Playing devils advocate is only supposed to facilitate others to think rationally and consider all sides. I have considered the side of an invisible friend. I have concluded it only exists in the psyche of humans brains. The soul does not exist, it is a function of the brain. The idea of a benevolent intelligent being living outside the laws of nature is just that. An idea. A failed idea, at that.
"not a theist directly implies atheist," (Charvak) is invalid by the fallacy of false dichotomy by failure to jointly exhaust such that agnosticism lies in counterexample. M V Reeves
Atheism is by definition doubt or disbelief in God. Agnostics "who do not know" are unwittingly atheists as well. Its not that we wish to include people amongst our ranks as we need bolstering.

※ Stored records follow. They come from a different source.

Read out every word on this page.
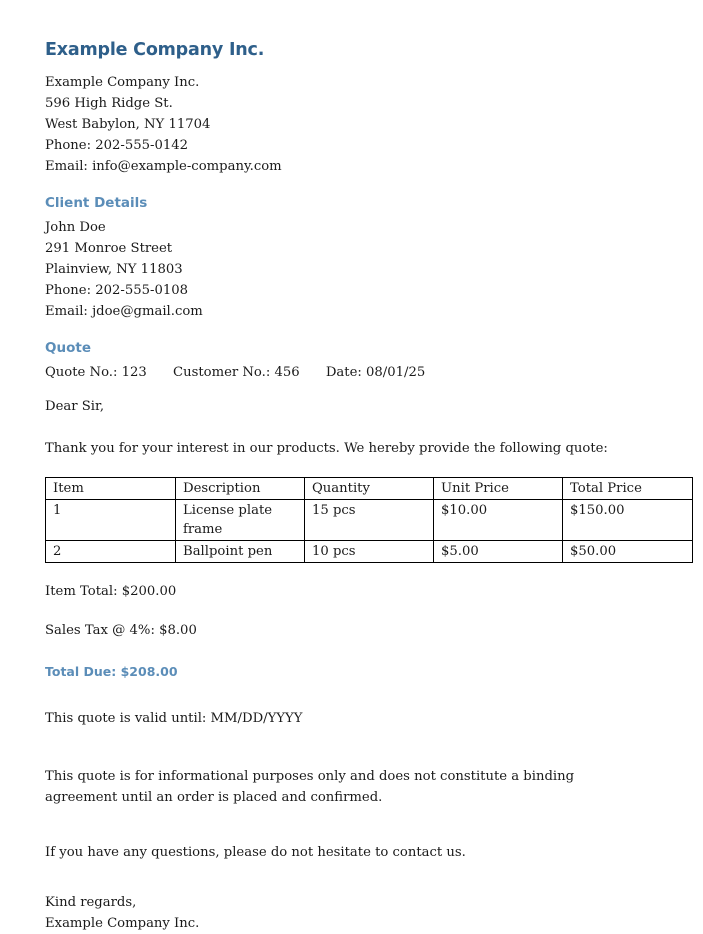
Example Company Inc.
Example Company Inc.
596 High Ridge St.
West Babylon, NY 11704
Phone: 202-555-0142
Email: info@example-company.com
Client Details
John Doe
291 Monroe Street
Plainview, NY 11803
Phone: 202-555-0108
Email: jdoe@gmail.com
Quote
Quote No.: 123 Customer No.: 456 Date: 08/01/25

Dear Sir,

Thank you for your interest in our products. We hereby provide the following quote:

Item	Description	Quantity	Unit Price	Total Price
1	License plate frame	15 pcs	$10.00	$150.00
2	Ballpoint pen	10 pcs	$5.00	$50.00
Item Total: $200.00
Sales Tax @ 4%: $8.00
Total Due: $208.00

This quote is valid until: MM/DD/YYYY

This quote is for informational purposes only and does not constitute a binding agreement until an order is placed and confirmed.

If you have any questions, please do not hesitate to contact us.

Kind regards,
Example Company Inc.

Its just the nature of religion.
Religion demands absolute blind belief. If you lack it you are not part of it. You cannot be a muslim or christian etc without having faith. If you lack faith you are not part of them. That is their rule. not ours.
Now about your nonsense on accepting one half of the burden of proof. If I say that you owe me 1 million dollars and are required to pay up in the next one hour will you accept one half of the burden of proof to show that you don't or rather will you demand mine. What if I were to say that just because I do not have proof that you owe me does not mean that you do not owe me, you could still owe me.
Proof is the burden of the claimant plain and simple.
Your no different than a thiest from what i can sense. Have you said any insults? Have others said insults? If i have offended i have stated thats my bad but i am not a thiest nor athiest were i am attached to no label and a free spirit
and leave the unproven as possible.believer in science, were you are by definition close minded in beliefs and close the chance of unproven concepts to even be considered,i do not think that is wise but just not smart.odds has always proven to be wrong at times and unreliable you can loose a game with 99.9999% chance of winning remember that smart guy.
Oh, for the love of Pete! Would you go on about your way already!?
WHAT YOU MEAN THIS POST WAS ABOUT ME!
Good for you! Now exit, chased by a bear.
I do what i want
OK then. Don't exit, and get mauled by the bear.